Gli impatti: i gas a effetto serra, i liquami, i disboscamenti per produrre i foraggi. Settanta miliardi di animali macellati all’anno: dai polli negli Usa ai maiali in Cina

Settanta miliardi è il numero del totale di animali uccisi ogni anno nel mondo per scopo alimentare, senza considerare i pesci. È solo uno dei molti dati citati, tra studi e report internazionali, nel saggio «Capitalismo carnivoro. Allevamenti intensivi, carni sintetiche e il futuro del mondo» (Il Saggiatore, 2022) della ricercatrice Francesca Grazioli, che lavora nel centro di ricerca Bioversity International, occupandosi di cambiamento climatico e sicurezza alimentare in diverse regioni del mondo.

«Settanta miliardi è una stima al ribasso – specifica Grazioli – ed è destinata a crescere. La maggior parte di questi animali sono polli. Basta vedere il consumo giornaliero: è di 23 milioni negli Stati Uniti, che è il Paese che traina fortemente il settore.
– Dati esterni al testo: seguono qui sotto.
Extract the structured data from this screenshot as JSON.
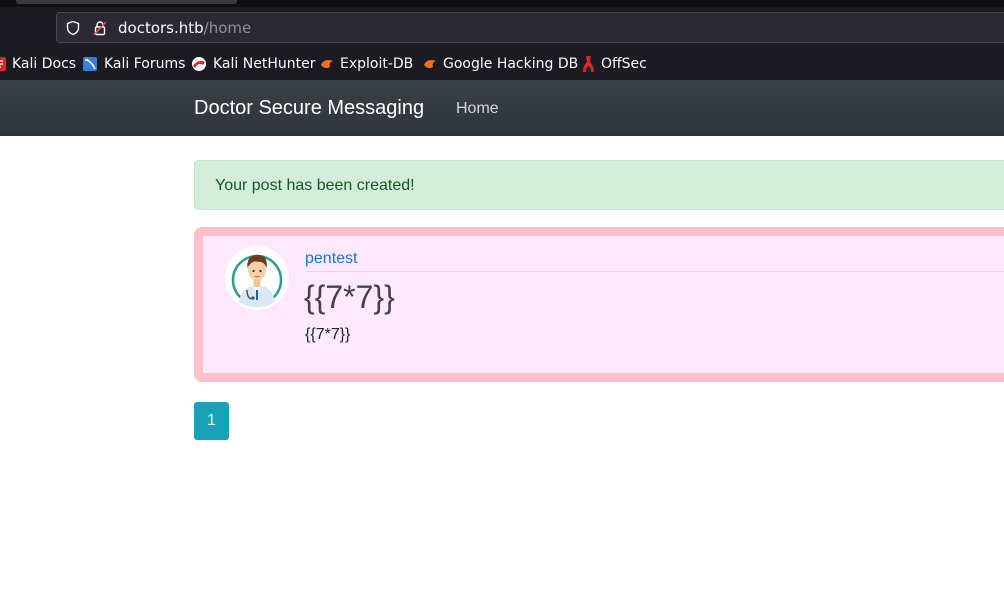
{
  "browser": {
    "url_host": "doctors.htb",
    "url_path": "/home",
    "bookmarks": [
      {
        "label": "Kali Docs",
        "icon": "kali-docs-icon"
      },
      {
        "label": "Kali Forums",
        "icon": "kali-forums-icon"
      },
      {
        "label": "Kali NetHunter",
        "icon": "kali-nethunter-icon"
      },
      {
        "label": "Exploit-DB",
        "icon": "exploit-db-icon"
      },
      {
        "label": "Google Hacking DB",
        "icon": "google-hacking-db-icon"
      },
      {
        "label": "OffSec",
        "icon": "offsec-icon"
      }
    ]
  },
  "navbar": {
    "brand": "Doctor Secure Messaging",
    "links": [
      "Home"
    ]
  },
  "alert": {
    "message": "Your post has been created!",
    "color": "#d4edda"
  },
  "post": {
    "author": "pentest",
    "title": "{{7*7}}",
    "content": "{{7*7}}",
    "avatar": "doctor-avatar-icon",
    "background": "#fde8fd",
    "border_color": "#ffc0cb"
  },
  "pagination": {
    "pages": [
      "1"
    ],
    "current": "1",
    "accent": "#17a2b8"
  }
}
Ma anche in Italia il consumo di carne è triplicato: si è passati dai 20 kg all’anno pro capite del 1960 agli oltre 60 chili di oggi». La domanda sorge spontanea: come si è arrivati a questi numeri? Le ragioni stanno dietro al sistema definito dal’autrice «capitalismo carnivoro», in cima al quale si trovano multinazionali potentissime che, con fatturati da miliardi di euro, controllano l’intero mercato, abbattendo la concorrenza.

La situazione descritta nelle pagine del saggio di Grazioli è quella, in particolare, del mercato statunitense che, di fatto, è riproposta dalle logiche di quello europeo: «La produzione di carne a livello industriale alimenta un sistema che, tramite i grandi numeri e le economie di scala, ha permesso di produrre sempre più carne a prezzi sempre più bassi», spiega Grazioli. «Da un lato, quindi, la carne diventa più accessibile, dall’altro, con il miglioramento dello stile di vita e i processi di urbanizzazione, si registra una maggiore capacità di consumo. Un altro fattore che incide sono i Paesi dell’Est asiatico, dove sta crescendo il tenore di vita e stanno diminuendo i prezzi, con una crescita prevista sul consumo di carne del 7-8% nei prossimi 2-3 anni». Non è un caso – si legge sempre nel libro – che circa la metà dei maiali nel mondo venga allevata in Cina.

Quanto inquina ciò che abbiamo nel piatto? «Il punto è che il sistema di allevamento intensivo è stato innestato su corpi vivi, che hanno bisogno di nutrimento e producono deiezioni», aggiunge la ricercatrice. «I ruminanti, mangiando cellulosa, producono gas a effetto serra, come metano e protossido di azoto che, anche se emessi in una percentuale minore rispetto alla CO2, hanno impatti maggiori perché trattengono di più il calore. Il secondo problema è la gestione dei liquami per via delle sostanze ingerite dagli animali. In ultimo, c’è il foraggio per alimentarli, che contribuisce al disboscamento di ampie aree coltivate a mais e soia».

Incognite: la carne sintetica?

Qual è il futuro della carne? «La riflessione – risponde Francesca Grazioli – deve scaturire dalla comprensione del problema, che non si limita al solo consumo – la scelta di mangiare o no la carne – altrimenti resterebbe un tema di interesse solo del singolo. È da discutere sul piano politico, che include il concetto di comunità, perché sono in gioco la salute e l’inquinamento». La carne sintetica? «È una tecnologia in itinere. Può rispondere ad alcuni problemi dell’intensivo ma conserva incognite. Da un lato, le grandi industrie stanno investendo lì: quindi la domanda è chi avrà il dominio sulla tecnologia. Dall’altro, non è messa in discussione la centralità della carne nel piatto: non è detto che sia sempre così».